乙「あいたた……おいおい芝居をしてゐるのじゃないか。そんなにたゝくない。」
甲「芝居でも何でもかまふものか。なぐってやらな気がすまんわい。おのれ悪人市川め……。」
と妙な芝居をしてゐると、つかつかと近寄って来た家中の士。
士「何をしてゐるか。」
甲乙「ヘェ?…あの運動をしておりますので…ヘヱ。…。」
士「うそをつけッ、今なんと言った。」
甲乙「その…あの号令をかけて、おのれ一、二……といひましたので…」
士「ごまかすなッ。」
甲乙「いゝえ、もうごまかしなんかいたしません。まったくほんとうでございます。」
士「う-む、よし今日は許してやる。これからそんな妙な運動をしてゐると斬ってしまふぞ。早く仕事でもせい。」
甲乙「はいはいどうも悪うございました。」
それから又、一月たち二月たって、明日は御霊さんの祭だといふ晩のこと、夜ふけて、トントントン
「今晩は、今晩は、勘左エ門さん大変です。早く起きて下さい。」
「なんですか、この夜ふけに。」
「大変です。いよいよ始めました。夜久野の方の男は皆そろっておしかけて来ます。私等もこうしては居られません。」
「とうとうやりましたか。ではあなたも早く用意をしておいて下さい。」
夜もあけはなれると、夜久野、川口方面はたゞならね気配。ジャンジャンジャン。ゴーンゴーンゴーン。ドンドンドンドン。
ブーブーブーブー。 ワーツ、ワーツ。
「おーい、皆出てこい。十六から六十までの男で、出てこぬものはたゝき殺すぞ、家を焼いてしまふぞ。」
「それ行けツそれ行ツ今日こそ市川を叩き殺してやるのだ。」
蓆旗をおし立て、竹槍、斧、嫌、天秤棒、えものえものをふりかざした何百、何千の百姓が、ワーッワーッとくり出して来ました、驚いたのは市川儀石ェ門。馬にまたかつてかけつけました。
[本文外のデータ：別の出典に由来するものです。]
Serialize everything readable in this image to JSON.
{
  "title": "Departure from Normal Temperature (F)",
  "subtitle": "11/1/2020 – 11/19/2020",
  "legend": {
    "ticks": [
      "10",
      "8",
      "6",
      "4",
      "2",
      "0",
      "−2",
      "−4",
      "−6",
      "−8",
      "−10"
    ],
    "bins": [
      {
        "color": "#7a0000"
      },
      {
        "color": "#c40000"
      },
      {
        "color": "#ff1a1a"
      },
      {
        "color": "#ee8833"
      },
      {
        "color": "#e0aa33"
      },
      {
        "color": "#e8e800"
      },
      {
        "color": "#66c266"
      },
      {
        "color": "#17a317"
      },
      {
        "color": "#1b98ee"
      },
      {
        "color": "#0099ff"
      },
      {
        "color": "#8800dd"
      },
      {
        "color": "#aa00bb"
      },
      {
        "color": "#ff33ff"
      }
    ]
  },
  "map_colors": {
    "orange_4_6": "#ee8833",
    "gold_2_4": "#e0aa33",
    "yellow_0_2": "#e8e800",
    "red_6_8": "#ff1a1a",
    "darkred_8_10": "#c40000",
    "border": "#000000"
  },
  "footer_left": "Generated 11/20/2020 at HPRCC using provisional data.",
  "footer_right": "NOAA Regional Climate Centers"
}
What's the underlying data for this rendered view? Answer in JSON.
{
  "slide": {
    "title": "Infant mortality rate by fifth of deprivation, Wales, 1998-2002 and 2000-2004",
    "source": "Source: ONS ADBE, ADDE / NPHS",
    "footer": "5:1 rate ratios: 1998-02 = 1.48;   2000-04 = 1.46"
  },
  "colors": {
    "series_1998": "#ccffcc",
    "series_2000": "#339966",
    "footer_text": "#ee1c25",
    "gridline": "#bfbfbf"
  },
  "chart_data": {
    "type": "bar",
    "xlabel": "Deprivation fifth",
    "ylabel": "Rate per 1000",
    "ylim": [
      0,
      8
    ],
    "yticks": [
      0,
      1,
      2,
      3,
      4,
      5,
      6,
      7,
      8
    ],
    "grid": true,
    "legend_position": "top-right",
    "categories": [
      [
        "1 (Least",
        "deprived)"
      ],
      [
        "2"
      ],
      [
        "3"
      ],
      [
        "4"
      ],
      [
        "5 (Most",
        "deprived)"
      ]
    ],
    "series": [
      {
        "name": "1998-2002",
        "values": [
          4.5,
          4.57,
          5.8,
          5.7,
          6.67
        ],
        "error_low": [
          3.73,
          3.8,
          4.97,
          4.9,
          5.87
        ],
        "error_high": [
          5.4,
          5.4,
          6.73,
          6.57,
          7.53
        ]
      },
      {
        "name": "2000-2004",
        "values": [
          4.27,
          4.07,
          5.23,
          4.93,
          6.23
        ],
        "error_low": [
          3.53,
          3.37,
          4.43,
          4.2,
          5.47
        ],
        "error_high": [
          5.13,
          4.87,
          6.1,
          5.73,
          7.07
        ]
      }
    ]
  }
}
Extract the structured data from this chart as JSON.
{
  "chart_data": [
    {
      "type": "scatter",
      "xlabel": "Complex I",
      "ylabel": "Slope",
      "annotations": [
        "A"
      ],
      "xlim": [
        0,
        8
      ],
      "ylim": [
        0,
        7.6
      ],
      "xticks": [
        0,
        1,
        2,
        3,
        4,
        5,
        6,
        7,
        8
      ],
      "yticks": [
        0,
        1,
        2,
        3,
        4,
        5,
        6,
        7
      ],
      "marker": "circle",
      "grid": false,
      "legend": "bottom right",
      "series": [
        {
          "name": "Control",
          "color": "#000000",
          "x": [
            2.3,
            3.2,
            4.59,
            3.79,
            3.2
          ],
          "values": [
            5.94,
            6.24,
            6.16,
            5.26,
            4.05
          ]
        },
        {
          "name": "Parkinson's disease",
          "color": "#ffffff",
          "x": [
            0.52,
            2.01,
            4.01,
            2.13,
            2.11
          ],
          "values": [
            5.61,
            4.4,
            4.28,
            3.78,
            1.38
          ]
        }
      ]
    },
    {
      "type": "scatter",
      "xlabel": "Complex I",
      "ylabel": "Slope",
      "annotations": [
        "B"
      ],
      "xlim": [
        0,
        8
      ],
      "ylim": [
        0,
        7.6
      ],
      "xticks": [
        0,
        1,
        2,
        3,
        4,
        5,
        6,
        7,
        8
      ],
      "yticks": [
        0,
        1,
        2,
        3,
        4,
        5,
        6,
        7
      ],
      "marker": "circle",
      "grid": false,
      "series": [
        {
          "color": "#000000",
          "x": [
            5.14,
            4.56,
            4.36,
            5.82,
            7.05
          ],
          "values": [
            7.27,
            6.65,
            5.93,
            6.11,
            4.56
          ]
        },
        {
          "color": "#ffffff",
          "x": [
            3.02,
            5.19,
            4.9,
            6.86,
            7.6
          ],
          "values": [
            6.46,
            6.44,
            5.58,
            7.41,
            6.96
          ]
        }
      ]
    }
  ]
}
市「者共静よれ。拙者は市川じゃ。願のことは聞いてつかわす。」
皆「それ市川じゃ。叩き殺せ。つき殺せ。」
市「こらッ、静かにせんかッ。」
皆「やってしまへやってしまへ。」
ワーッワーッと長い竹槍で突く、たゝく馬はびっくりしてとび上る。大勢にはとてもかなひませんので、市川は城へ逃げて帰りました。
皆「やあ逃げた逃げたおっかけるおっかけろ」
一揆の人々は丹後口の番所をたゝきこわし、どつとばかり城下へなだれこみました。
一方塩見勘左ヱ門は、中村渡しをおしわたり、時をうつさず福知山城下へ乗りこんだ。城下へはいった百姓等は、
「それ正直会所を焼きはらへ。」
「札座をたゝきこわせ。」
「役人の家へ火をつけろ。」
ワイワイとあばれ廻るので、家は焼かれるこわされる。女、子供はなきさけぶ。二日、二晩といふものはまるで戦場のやうな有様でした。手がつけられないので城中では、原井惣右ェ門、市川儀右ェ門を始め一同が、額を集めて相談をしました。
この時鯰江喜間多といふ士が進みでて、
「百姓たちの願を全部間きとゞけ下さるならば、私一命にかけても、本日中にとり静めませう。」
と申しました。市川も今となっては仕方がありませんから、承知しました。常から評判のよい鯰江が唯一人城から出て来ますと、一揆の人々は、ワーッととりまひて来ました。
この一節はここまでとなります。